Быть может, он слишком долго прозябал в одиночестве, и услышанный перед смертью зов сородича помог ему наконец спокойно проститься с жизнью. Сяомань неподвижно сидел рядом с трупом, по щекам мальчика текли прозрачные слезы – их было не так много, но они все никак не утихали. Он и сам толком не знал, почему плачет, только его вдруг накрыло какое-то чувство, нечто намного большее, чем печаль. Попугай, примостившись на его вздрагивающем плече, чистил острым клювом перышки.

У вольера Сяомань пробыл недолго; вскоре он вернулся к слоновьему домику. Старина Би с преподобным по-прежнему увлеченно обсуждали поездку, не подозревая о том, что произошло.

Старина Би с Сяоманем еще не единожды наведывались в «Сад», и каждый раз Сяомань потихоньку убегал за попугаем к какой-нибудь клетке. Он подбирался поближе, садился на корточки, гладил звериный лоб, слушал последний зов обреченного животного и успокаивал его ответным зовом. Изможденные медведи, лебеди, олени и павианы один за другим тихо испускали дух рядом с Сяоманем, хлопочущим, точно пастор, который спешит помолиться за душу умирающего.
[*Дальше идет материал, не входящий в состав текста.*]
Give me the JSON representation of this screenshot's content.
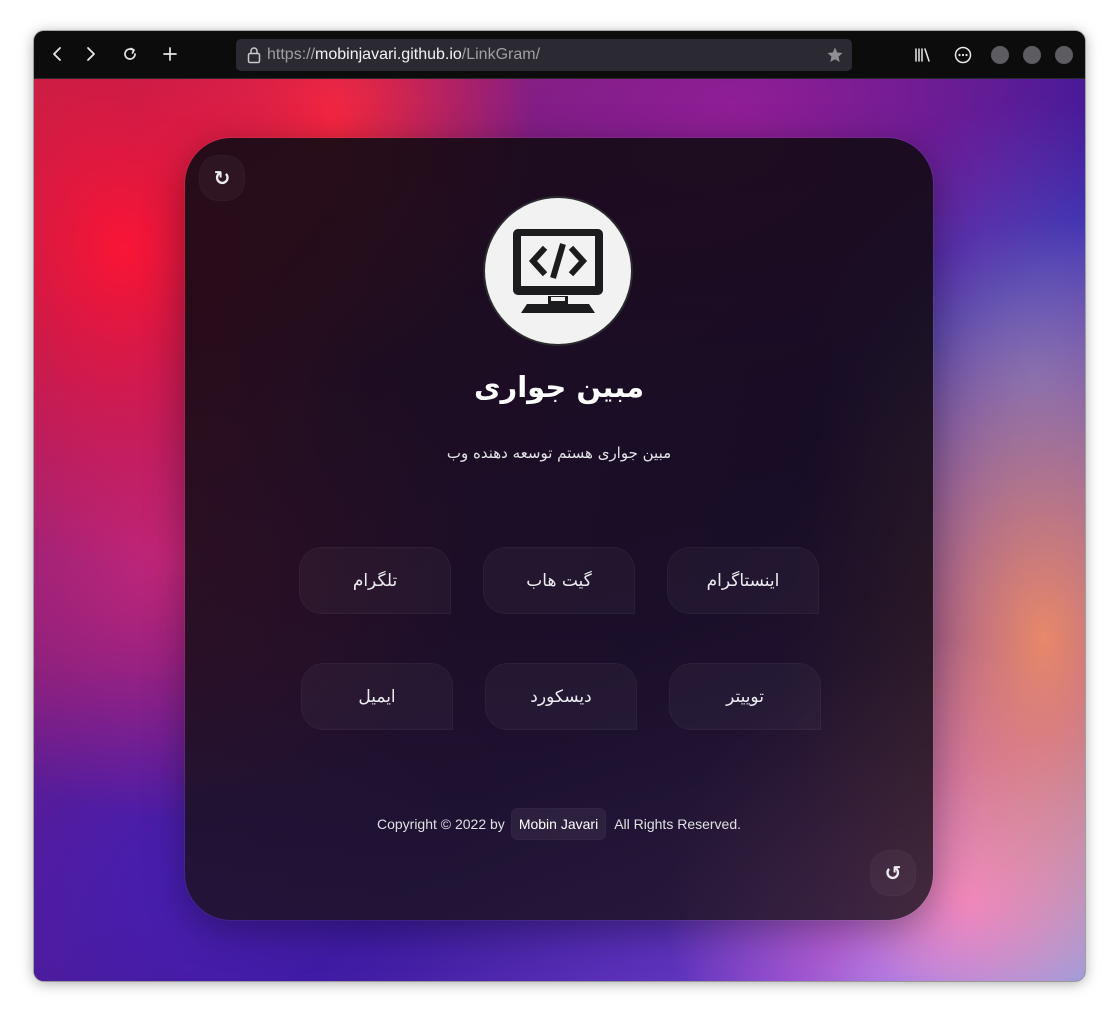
{
  "browser": {
    "url_scheme": "https://",
    "url_host": "mobinjavari.github.io",
    "url_path": "/LinkGram/"
  },
  "profile": {
    "name": "مبین جواری",
    "bio": "مبین جواری هستم توسعه دهنده وب"
  },
  "links": [
    {
      "label": "اینستاگرام"
    },
    {
      "label": "گیت هاب"
    },
    {
      "label": "تلگرام"
    },
    {
      "label": "توییتر"
    },
    {
      "label": "دیسکورد"
    },
    {
      "label": "ایمیل"
    }
  ],
  "corner_buttons": {
    "top_left": "↻",
    "bottom_right": "↺"
  },
  "footer": {
    "prefix": "Copyright © 2022 by",
    "author": "Mobin Javari",
    "suffix": "All Rights Reserved."
  }
}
В начале лета, когда на раскидистом дереве у входа в хутун Юфан застрекотали первые цикады, дела преподобного Кэрроуэя наконец сдвинулись с мертвой точки.

Пусть из старины Би и не вышло набожного христианина, сердце у него было доброе. Он знал Пекин как свои пять пальцев, хорошо разбирался в обычаях северян и потому легко подмечал все слабые места плана преподобного. И вот теперь благодаря ему этот грандиозный план был окончательно готов.

Старина Би нанял четыре повозки. Одна, крытая, с дышлом, предназначалась для преподобного Кэрроуэя и ручной клади. Три другие представляли собой широкие, крепкие телеги о двух оглоблях, с колесами из вяза, обитыми для прочности железом: одна – для клетки со Стражником, вторая – для павианов и питона, третья – для ящиков с лекарствами, книгами, одеждой, продуктами и кое-какими инструментами.

Тигровым лошадям повозки были ни к чему. Старина Би надумал привязать эту парочку к телегам веревкой, чтобы лошади трусили следом. Это изрядно облегчало кучерам задачу.

Главный вопрос – как быть со Счастливицей – преподобный Кэрроуэй решил так: он объявил, что слониха сама пойдет за обозом.

Она была слишком велика, во всем Пекине не нашлось ни одной конной телеги, которая смогла бы выдержать ее вес. Старина Би даже в иностранных фирмах справлялся, но так и не нашел ничего подходящего. Счастливице не оставалось ничего иного, кроме как пройти путь пешком.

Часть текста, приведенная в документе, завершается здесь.